Читать стихи Евгения Александровича Евтушенко о животных
В стекло уткнув свой черный нос,
все ждет и ждет кого-то пес.
Я руку в шерсть его кладу,
и тоже я кого-то жду.
Ты помнишь, пес, пора была,
когда здесь женщина жила.
Но кто же мне была она?
Не то сестра, не то жена.
А иногда, казалось, дочь,
которой должен я помочь.
Она далеко… Ты притих.
Не будет женщин здесь других.
Мой славный пес, ты всем хорош,
и только жаль, что ты не пьешь!
1958
[...]
Я голубой на звероферме серой,
но, цветом обреченный на убой,
за непрогрызной проволочной сеткой
не утешаюсь тем, что голубой.
И я бросаюсь в линьку. Я лютую,
себя сдирая яростно с себя,
но голубое, брызжа и ликуя,
сквозь шкуру прет, предательски слепя.
И вою я, ознобно, тонко вою
трубой косматой Страшного суда,
прося у звезд или навеки волю,
или хотя бы линьку навсегда.
Заезжий мистер на магнитофоне
запечатлел мой вой. Какой простак!
Он просто сам не выл, а мог бы тоже
завыть, сюда попав,— еще не так.
И падаю я на пол, подыхаю,
а все никак подохнуть не могу.
Гляжу с тоской на мой родной Дахау
и знаю — никогда не убегу.
Однажды, тухлой рыбой пообедав,
увидел я, что дверь не на крючке,
и прыгнул в бездну звездную побега
с бездумностью, обычной в новичке.
В глаза летели лунные караты.
Я понял, взяв луну в поводыри,
что небо не разбито на квадраты,
как мне казалось в клетке изнутри.
Я кувыркался.

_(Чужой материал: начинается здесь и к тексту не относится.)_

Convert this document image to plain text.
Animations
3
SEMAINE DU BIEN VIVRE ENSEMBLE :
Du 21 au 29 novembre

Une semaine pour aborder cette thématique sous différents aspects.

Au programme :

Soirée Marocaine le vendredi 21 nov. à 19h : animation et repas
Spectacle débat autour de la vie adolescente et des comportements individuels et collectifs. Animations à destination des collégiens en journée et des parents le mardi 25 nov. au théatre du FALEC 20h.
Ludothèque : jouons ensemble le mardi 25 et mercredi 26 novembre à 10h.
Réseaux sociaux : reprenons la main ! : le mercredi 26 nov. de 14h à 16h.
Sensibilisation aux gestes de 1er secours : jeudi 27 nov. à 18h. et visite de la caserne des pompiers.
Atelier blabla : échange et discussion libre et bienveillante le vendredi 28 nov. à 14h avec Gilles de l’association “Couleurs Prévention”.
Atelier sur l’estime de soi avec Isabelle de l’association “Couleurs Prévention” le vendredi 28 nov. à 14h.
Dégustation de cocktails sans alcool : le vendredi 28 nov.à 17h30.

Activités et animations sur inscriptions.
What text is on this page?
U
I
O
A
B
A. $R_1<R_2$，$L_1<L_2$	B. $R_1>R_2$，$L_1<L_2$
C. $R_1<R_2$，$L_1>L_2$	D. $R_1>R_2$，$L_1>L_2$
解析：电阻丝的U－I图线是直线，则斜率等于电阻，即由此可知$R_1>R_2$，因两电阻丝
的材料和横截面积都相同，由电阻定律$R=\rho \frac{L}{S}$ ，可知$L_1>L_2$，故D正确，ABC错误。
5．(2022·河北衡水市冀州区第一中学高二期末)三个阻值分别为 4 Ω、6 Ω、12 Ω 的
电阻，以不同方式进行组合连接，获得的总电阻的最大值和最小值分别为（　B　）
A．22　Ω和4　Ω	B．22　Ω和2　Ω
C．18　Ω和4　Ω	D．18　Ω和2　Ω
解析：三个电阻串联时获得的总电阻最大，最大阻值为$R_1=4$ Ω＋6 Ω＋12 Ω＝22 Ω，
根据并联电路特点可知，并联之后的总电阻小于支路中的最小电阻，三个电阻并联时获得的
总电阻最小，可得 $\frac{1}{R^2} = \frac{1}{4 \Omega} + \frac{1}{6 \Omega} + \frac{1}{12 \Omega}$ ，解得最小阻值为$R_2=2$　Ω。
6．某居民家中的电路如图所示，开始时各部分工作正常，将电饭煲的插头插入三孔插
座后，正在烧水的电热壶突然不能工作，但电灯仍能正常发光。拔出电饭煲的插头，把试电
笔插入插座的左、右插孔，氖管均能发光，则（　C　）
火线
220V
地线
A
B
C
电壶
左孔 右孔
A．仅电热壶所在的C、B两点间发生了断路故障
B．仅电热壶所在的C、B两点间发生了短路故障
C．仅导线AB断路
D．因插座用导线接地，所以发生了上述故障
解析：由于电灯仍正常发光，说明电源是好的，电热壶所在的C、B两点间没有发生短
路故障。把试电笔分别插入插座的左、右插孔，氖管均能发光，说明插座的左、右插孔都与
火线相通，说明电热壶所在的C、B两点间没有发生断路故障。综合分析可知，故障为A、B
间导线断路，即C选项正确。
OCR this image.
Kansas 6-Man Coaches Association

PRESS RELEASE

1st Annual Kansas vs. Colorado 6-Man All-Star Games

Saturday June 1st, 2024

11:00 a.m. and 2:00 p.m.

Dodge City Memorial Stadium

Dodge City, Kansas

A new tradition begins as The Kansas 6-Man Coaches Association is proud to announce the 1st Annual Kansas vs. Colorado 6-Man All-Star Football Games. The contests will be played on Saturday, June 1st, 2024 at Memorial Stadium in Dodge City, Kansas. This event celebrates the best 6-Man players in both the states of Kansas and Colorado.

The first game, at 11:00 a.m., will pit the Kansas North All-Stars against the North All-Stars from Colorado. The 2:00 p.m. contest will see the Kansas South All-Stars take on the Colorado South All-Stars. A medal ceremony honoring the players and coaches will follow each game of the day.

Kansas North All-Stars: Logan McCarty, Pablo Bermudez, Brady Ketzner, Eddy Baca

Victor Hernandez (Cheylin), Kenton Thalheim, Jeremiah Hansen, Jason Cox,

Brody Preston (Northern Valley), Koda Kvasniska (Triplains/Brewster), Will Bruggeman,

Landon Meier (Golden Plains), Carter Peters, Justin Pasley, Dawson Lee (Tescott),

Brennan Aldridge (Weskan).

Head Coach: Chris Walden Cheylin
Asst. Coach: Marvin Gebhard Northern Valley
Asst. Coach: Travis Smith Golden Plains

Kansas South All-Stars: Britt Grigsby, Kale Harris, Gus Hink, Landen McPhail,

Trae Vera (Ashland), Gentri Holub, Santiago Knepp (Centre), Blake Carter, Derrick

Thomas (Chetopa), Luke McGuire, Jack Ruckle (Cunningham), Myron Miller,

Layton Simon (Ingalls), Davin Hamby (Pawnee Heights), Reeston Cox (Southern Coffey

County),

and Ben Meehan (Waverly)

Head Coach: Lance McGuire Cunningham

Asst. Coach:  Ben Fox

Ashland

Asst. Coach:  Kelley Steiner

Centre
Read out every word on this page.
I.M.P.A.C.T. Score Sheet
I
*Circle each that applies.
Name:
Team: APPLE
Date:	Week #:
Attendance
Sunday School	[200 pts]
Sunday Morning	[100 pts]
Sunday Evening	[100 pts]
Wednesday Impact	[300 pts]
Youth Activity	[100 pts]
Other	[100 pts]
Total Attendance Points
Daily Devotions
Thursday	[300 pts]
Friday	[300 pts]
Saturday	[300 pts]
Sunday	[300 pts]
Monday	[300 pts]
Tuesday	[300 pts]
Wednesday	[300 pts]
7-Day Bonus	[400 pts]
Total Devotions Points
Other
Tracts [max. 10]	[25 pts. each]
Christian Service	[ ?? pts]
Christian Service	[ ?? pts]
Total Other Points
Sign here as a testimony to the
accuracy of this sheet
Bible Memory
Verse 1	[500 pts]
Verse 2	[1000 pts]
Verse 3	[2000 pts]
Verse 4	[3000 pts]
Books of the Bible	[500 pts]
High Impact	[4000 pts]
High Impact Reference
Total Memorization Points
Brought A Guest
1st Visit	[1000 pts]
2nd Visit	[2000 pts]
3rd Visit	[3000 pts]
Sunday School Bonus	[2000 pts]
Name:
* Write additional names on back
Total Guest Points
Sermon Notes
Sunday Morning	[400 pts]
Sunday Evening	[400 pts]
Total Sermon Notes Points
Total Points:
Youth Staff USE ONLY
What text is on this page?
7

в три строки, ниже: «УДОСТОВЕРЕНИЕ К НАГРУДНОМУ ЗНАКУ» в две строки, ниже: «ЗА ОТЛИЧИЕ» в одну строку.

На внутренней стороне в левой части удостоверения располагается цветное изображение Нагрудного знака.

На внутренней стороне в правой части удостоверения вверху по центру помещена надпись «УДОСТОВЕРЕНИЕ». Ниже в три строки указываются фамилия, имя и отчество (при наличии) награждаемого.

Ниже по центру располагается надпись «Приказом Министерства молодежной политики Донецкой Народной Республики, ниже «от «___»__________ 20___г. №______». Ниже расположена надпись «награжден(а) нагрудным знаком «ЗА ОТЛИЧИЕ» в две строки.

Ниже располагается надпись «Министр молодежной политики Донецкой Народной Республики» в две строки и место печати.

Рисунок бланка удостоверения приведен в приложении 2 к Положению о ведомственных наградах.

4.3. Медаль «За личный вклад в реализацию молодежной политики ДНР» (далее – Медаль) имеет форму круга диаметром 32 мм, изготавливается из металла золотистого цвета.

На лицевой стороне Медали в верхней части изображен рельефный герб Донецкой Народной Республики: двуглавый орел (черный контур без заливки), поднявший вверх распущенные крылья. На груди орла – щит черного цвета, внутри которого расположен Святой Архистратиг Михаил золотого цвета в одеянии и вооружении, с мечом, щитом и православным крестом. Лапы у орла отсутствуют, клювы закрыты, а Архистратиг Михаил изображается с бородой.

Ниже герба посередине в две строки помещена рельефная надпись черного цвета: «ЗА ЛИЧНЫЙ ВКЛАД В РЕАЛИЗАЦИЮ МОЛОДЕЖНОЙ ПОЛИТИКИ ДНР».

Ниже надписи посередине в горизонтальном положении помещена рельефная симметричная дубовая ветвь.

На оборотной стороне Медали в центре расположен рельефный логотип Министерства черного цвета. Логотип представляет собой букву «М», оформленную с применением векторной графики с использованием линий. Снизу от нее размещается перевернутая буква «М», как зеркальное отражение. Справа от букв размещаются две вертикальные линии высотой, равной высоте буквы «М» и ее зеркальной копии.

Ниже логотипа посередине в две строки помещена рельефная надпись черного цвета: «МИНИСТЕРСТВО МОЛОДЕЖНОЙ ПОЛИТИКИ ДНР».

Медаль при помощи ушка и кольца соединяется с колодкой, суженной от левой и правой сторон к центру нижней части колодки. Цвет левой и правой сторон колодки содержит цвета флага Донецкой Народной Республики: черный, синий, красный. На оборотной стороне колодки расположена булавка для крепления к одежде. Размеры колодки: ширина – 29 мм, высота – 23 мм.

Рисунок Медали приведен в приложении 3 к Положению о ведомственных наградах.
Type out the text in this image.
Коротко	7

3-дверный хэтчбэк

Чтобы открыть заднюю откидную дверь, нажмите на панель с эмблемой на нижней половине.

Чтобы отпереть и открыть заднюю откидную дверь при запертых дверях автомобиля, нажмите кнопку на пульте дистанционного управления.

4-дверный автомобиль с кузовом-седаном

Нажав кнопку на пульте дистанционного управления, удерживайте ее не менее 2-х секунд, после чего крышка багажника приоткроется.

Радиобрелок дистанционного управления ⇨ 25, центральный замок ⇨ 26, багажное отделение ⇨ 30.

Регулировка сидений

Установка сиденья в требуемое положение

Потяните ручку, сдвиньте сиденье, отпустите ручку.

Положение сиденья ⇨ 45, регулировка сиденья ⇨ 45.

Я точил балясы
с деревьями. Я был самим собой.
И снег, переливаясь, не боялся
того, что он такой же голубой.
Но я устал. Меня шатали вьюги.
Я вытащить не мог увязших лап,
и не было ни друга, ни подруги.
Дитя неволи — для свободы слаб.
Кто в клетке зачат — тот по клетке плачет,
и с ужасом я понял, что люблю
ту клетку, где меня за сетку прячут,
и звероферму — родину мою.
И я вернулся, жалкий и побитый,
но только оказался в клетке вновь,
как виноватость сделалась обидой
и превратилась в ненависть любовь.
На звероферме, правда, перемены.
Душили раньше попросту в мешках.
Теперь нас убивают современно —
электротоком. Чисто как-никак.
Гляжу на эскимоску-звероводку.
По мне скользит ласкательно рука,
и чешут пальцы мой загривок кротко,
но в ангельских глазах ее — тоска.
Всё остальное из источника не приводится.